## Geocoding Script
For heatseek data analysis 2018-2019  
Last updated: Oct 16 2019

### 1. Importing necessary libraries
**Note**: will need to install `geopy` and `folium`, which are not included by default in the Anaconda distribution.

In [1]:
import pandas as pd
import geopy as gp
from geopy.geocoders import GoogleV3
import folium

### 2. Importing data

In [2]:
temp_01 = pd.read_csv("data/data_1_Oct_01_2018_to_Jan_31_2019.csv")
temp_02 = pd.read_csv("data/data_2_Feb_01_2019_to_May_31_2019.csv")
df = pd.concat([temp_01, temp_02])

In [None]:
df.head()

In [None]:
df.info()

### 3. EDA + Cleaning

In [5]:
# changing data type
df.address = df.address.astype(str)

# checking data
print(df['address'].nunique()) # only 38 unique addresses
print(df['address'].isna().sum()) # there is no missing address

# creating a full address with city, state and country info to improve geocoding accuracy
df = df.assign(add_full = df.address + ", New York City, New York, USA")

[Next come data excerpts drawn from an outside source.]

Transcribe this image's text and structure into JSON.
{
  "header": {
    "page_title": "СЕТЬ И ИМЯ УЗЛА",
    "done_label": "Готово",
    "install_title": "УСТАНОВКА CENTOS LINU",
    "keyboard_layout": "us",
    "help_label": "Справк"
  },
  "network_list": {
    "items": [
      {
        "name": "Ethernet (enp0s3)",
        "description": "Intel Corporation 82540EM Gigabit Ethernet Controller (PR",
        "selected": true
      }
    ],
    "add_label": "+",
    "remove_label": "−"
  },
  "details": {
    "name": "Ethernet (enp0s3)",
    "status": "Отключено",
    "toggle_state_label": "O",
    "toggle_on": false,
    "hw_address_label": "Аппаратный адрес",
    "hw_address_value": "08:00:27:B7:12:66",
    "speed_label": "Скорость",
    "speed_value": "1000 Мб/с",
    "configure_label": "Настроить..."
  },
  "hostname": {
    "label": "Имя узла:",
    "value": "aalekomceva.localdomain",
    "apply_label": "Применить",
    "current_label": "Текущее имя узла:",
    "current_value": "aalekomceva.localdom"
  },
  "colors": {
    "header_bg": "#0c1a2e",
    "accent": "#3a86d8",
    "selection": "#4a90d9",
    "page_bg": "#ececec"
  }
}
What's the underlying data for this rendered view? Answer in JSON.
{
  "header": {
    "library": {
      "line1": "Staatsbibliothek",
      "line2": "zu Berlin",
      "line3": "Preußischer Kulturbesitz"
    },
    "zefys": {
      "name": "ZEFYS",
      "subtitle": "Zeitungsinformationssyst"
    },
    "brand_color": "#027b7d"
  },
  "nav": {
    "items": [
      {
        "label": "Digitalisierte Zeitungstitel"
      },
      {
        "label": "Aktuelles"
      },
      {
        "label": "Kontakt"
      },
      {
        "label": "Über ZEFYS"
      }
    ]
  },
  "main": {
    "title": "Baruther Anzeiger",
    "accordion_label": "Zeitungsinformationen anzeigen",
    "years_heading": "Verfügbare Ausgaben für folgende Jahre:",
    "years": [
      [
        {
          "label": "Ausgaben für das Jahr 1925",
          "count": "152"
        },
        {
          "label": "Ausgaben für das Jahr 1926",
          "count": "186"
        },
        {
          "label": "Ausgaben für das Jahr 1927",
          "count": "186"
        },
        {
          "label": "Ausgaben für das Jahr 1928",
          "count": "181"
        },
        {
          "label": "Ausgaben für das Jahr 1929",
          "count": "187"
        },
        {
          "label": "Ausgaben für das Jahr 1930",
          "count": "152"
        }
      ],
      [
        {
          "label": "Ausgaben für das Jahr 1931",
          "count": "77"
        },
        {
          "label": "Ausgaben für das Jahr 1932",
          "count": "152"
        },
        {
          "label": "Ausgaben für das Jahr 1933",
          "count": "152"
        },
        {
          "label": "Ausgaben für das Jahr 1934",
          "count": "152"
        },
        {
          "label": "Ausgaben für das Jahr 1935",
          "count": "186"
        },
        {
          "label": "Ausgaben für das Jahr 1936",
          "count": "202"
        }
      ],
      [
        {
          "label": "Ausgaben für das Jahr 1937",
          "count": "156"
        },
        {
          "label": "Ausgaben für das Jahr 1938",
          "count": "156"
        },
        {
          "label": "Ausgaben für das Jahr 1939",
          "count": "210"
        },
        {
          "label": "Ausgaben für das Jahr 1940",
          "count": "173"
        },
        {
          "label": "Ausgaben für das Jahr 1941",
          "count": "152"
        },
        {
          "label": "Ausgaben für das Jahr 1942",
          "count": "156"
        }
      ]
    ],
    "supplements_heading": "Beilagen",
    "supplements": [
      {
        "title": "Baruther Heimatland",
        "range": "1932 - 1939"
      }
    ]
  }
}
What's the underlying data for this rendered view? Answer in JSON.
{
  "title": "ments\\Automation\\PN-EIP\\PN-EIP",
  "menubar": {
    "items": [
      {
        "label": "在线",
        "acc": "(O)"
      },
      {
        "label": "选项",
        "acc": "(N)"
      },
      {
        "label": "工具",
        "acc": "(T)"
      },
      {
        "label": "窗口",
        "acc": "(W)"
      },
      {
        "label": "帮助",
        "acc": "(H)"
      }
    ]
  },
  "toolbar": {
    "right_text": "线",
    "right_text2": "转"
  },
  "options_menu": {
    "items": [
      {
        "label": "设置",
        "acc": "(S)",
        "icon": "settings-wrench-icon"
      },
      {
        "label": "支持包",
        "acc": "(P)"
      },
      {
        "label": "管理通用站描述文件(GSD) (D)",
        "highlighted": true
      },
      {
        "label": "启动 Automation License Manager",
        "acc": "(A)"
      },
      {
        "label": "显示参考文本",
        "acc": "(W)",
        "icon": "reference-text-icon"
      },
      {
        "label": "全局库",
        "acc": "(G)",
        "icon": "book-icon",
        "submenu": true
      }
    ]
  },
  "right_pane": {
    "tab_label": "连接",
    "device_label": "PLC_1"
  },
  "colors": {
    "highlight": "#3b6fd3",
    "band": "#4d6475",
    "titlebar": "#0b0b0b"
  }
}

# create clean dataset for geocoding
df_gc = df.drop_duplicates(subset = "add_full")

38
0


### 4. Geocoding
As geocoding is computationally intensive, only unique addresses will be geocoded. The latitude and longitude will then be joined back.  
**Note**: The API key is generated from my (Jolene) Google Cloud account.

In [6]:
# generate api
api_file = open("api/geocoding_api.txt", "r")
api_key = api_file.readline()
api_file.close()

In [None]:
# geocoding unique addresses
geocoder = GoogleV3(api_key = api_key)

df_gc['lat'] = 0
df_gc['lon'] = 0

for i in range(0, len(df_gc)):
    address = df_gc.add_full.iloc[i]
    location = geocoder.geocode(address, timeout = 15)
    df_gc['lat'].iloc[i] = location.latitude
    df_gc['lon'].iloc[i] = location.longitude

In [8]:
print(df_gc.lat.isna().sum())
print(df_gc.lon.isna().sum())

0
0


In [9]:
# join lat, lon to all addresses
address_dict = df_gc[['address', 'lat', 'lon']]

df_full = pd.merge(df, address_dict, how = "left", on = "address")

### 5. Export Geocoded Data

In [10]:
df_full.to_csv("data/heatseek_geocoded.csv")

### 6. Visualization
Simple visualization to make sure results of geocoding make sense

In [12]:
hs_map = folium.Map(
    location = [40.7128, - 74.0060],
    tiles = 'OpenStreetMap',
    zoomstart = 15)

address_dict.apply(lambda row: folium.CircleMarker(location = [row["lat"], row["lon"]]).add_to(hs_map), axis = 1)

hs_map